Naturalist’s legacy is close-knit community
A history of life in the valley
By Tom G. Kernaghan
One of the city’s most unique streets lies hidden in a valley in northeast Swansea. Sheltered by Bloor Street, Ellis Park Road, and High Park, Wendigo Way for generations has been treasured for its dramatic topography, deep seclusion, and enchanting sylvan beauty.
The neighbourhood was established shortly before the First World War, when naturalist J.A. Harvey split the land into five lots and sold them to owners who then built their own houses. Located just outside the city boundary, the enclave became even more obscure behind the massive Bloor Street landfill project that connected High Park to Swansea between 1914 and 1916.

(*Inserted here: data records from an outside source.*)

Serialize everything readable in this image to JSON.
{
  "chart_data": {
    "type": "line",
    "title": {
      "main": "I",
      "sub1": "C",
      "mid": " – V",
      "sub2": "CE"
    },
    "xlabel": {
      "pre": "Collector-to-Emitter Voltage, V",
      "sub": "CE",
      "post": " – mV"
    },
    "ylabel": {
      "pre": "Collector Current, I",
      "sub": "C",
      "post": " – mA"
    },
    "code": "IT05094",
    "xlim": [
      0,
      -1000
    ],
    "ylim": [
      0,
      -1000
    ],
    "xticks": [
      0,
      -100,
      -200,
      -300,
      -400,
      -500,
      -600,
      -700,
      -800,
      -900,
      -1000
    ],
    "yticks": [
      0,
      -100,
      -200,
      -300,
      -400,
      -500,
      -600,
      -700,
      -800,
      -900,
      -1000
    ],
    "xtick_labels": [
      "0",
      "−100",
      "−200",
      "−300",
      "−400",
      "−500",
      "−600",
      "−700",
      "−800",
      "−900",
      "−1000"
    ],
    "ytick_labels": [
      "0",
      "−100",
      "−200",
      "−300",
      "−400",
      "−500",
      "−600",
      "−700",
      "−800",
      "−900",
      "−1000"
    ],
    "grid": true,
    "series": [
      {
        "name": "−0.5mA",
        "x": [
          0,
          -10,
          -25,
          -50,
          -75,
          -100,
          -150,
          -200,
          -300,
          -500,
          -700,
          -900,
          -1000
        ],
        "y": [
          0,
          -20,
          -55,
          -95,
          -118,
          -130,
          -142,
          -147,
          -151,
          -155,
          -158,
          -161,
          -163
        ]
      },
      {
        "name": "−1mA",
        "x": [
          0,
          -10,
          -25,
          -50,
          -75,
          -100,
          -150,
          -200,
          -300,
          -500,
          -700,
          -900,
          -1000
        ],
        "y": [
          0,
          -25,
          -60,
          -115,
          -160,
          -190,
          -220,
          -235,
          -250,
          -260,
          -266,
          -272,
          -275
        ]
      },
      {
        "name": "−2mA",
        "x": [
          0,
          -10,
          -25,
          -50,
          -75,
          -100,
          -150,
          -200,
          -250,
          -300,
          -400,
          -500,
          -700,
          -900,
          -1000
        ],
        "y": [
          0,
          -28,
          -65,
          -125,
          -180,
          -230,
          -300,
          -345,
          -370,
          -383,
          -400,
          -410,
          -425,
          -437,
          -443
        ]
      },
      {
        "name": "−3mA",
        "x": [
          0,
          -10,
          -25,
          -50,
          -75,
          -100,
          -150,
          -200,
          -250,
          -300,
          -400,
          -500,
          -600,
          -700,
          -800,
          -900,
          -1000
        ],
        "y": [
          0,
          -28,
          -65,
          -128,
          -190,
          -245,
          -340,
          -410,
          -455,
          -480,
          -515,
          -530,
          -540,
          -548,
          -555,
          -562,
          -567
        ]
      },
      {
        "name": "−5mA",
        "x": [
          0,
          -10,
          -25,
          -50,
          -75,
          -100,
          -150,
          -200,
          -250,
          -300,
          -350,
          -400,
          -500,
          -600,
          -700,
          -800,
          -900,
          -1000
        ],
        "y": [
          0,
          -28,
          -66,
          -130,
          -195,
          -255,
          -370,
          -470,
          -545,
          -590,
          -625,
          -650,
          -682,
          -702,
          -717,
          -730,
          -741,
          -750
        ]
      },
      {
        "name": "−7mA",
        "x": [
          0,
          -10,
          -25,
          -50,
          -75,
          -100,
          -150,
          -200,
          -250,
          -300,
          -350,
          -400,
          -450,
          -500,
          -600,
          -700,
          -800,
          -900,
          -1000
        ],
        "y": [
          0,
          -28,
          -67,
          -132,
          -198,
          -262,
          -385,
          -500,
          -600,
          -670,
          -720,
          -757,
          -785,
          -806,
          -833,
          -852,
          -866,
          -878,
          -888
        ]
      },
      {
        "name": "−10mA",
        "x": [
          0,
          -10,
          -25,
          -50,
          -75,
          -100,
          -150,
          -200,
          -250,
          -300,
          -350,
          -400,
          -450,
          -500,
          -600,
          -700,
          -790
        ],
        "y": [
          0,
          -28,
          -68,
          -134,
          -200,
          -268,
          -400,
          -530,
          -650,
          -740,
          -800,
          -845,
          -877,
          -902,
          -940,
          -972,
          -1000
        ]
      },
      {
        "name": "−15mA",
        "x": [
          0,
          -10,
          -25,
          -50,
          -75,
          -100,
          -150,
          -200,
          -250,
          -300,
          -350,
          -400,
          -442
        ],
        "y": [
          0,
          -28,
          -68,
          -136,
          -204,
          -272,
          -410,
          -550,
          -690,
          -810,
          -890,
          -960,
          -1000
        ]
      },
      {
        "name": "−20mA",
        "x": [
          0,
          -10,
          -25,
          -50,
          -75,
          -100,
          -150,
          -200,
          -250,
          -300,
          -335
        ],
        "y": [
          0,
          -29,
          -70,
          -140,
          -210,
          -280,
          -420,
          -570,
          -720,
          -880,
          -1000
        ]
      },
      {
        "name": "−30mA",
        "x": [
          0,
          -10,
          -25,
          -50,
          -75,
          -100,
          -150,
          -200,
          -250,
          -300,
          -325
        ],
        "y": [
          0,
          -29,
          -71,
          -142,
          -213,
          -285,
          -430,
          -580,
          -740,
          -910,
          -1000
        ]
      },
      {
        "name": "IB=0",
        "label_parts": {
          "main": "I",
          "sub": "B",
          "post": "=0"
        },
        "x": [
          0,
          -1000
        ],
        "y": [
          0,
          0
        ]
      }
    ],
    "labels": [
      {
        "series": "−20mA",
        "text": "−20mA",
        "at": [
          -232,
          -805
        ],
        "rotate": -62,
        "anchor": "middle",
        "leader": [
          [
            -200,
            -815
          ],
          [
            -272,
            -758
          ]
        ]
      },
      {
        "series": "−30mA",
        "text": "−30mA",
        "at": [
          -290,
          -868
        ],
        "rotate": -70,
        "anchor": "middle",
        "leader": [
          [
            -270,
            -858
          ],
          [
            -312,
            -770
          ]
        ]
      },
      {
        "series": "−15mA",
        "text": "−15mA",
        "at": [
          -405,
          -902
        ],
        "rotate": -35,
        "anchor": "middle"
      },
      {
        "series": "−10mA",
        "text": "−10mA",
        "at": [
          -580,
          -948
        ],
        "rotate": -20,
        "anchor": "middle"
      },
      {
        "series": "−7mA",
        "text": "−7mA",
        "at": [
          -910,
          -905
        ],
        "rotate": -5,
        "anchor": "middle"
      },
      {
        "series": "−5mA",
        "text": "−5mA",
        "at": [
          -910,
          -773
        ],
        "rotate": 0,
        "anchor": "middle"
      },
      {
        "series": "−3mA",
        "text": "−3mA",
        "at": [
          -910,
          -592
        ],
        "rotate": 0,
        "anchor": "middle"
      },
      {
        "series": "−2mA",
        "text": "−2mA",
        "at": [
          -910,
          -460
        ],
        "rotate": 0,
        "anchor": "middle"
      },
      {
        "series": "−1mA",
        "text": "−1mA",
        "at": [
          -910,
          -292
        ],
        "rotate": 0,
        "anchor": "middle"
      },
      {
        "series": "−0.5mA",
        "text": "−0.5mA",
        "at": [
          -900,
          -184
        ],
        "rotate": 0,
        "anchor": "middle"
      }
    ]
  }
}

Called the valley by locals, Wendigo Way has attracted many prominent figures. Harvey himself was elected Swansea’s first reeve (head of town council) in 1926. Jim J. Addy, Village of Swansea lawyer and deputy reeve (1928 – 29), was an early resident, and William James Stewart, Toronto mayor (1931 – 34) during the Christie Pits Riot of 1933, had a cottage on the street.
For the people of the valley, however, some of the best neighbours were, and are, the trees.
“The park was our back yard,” says Chris Kurata, a lawyer and writer who grew up on Wendigo Way and in Swansea during the late 1950s and 1960s. “We had no fear. “
Kurata’s grandfather, Takatsuna Kurata, bought land on the street in 1911 after coming to Canada from the United States and Japan. An entomologist and nature lover, he became a game warden of High Park. He also worked closely with Sir Byron Edmund Walker, one of the ROM’s founders, and was friends with many influential figures, including Dr. Benjamin Apfelberg, Chief of Forensic Psychiatry at Bellevue in New York— all of whom visited Wendigo Way and High Park.
“It’s an overwhelming gift, from the standpoint of a naturalist,” says Kurata. “Its beauty is beyond comprehension.”
He recalls foxes, and children running barefoot, swimming, fishing, boating, and playing in the forest. People even had what might be called spiritual relationships with particular trees.
But the trees served many practical purposes as well. The valley, though marshy on the park side, is sandy on the Swansea side. Kurata’s grandfather used interlocking logs to secure the foundation of his house, the design of which he based on Queen Anne’s summer cottage. And many of the street’s initial homeowners used local oak for banisters, flooring, and other finishing touches.
“It was a great way to grow up,” says Kurata, whose father, Lucien, a judge, became the village’s last reeve, in 1964. “I’ve always been in touch with it,” he says, though his family left Swansea in 1968.
In the years since, newcomers have arrived, and stayed. To this day, the turnover rate in the community remains remarkably low.
“We had never seen anything remotely like this,” recalls resident Dawn Napier, who moved to Wendigo Way with her husband in 1983. “And we looked all over the city.”
Like others, she quickly became part of High Park’s untamed northwest region. She recalls neighbourhood children going there to play games like hide and seek.
“We all have a sense of stewardship toward the park,” says Napier. “And the wetlands of this area are designated as an ANSI—an Area of Natural and Scientific Interest. It’s like its own little world.”
She adds that the residents, who are quite diverse, also share close ties.
“It’s easy to get to know people,” says David McAlpine, who came to Wendigo Way from Australia in 1973. He and his wife “stumbled on it” and were immediately attracted to it. “We’ve become quite friendly with people here. There’s a good sense of community.”
“We drove through and liked it,” recalls 90-year-old Wolfgang “Wolf” Schmidt, who arrived in 1957 with his wife and is now the oldest person in the community. “People not only knew each other,” says Schmidt, “they were friends.”
Since the beginning, Wendigo Way has staved off significant change and maintained its unique charm and diverse character, even after Swansea was amalgamated into Toronto in 1967.
“It was sweetly insular,” reflects Kurata. “We were blessedly unaware.”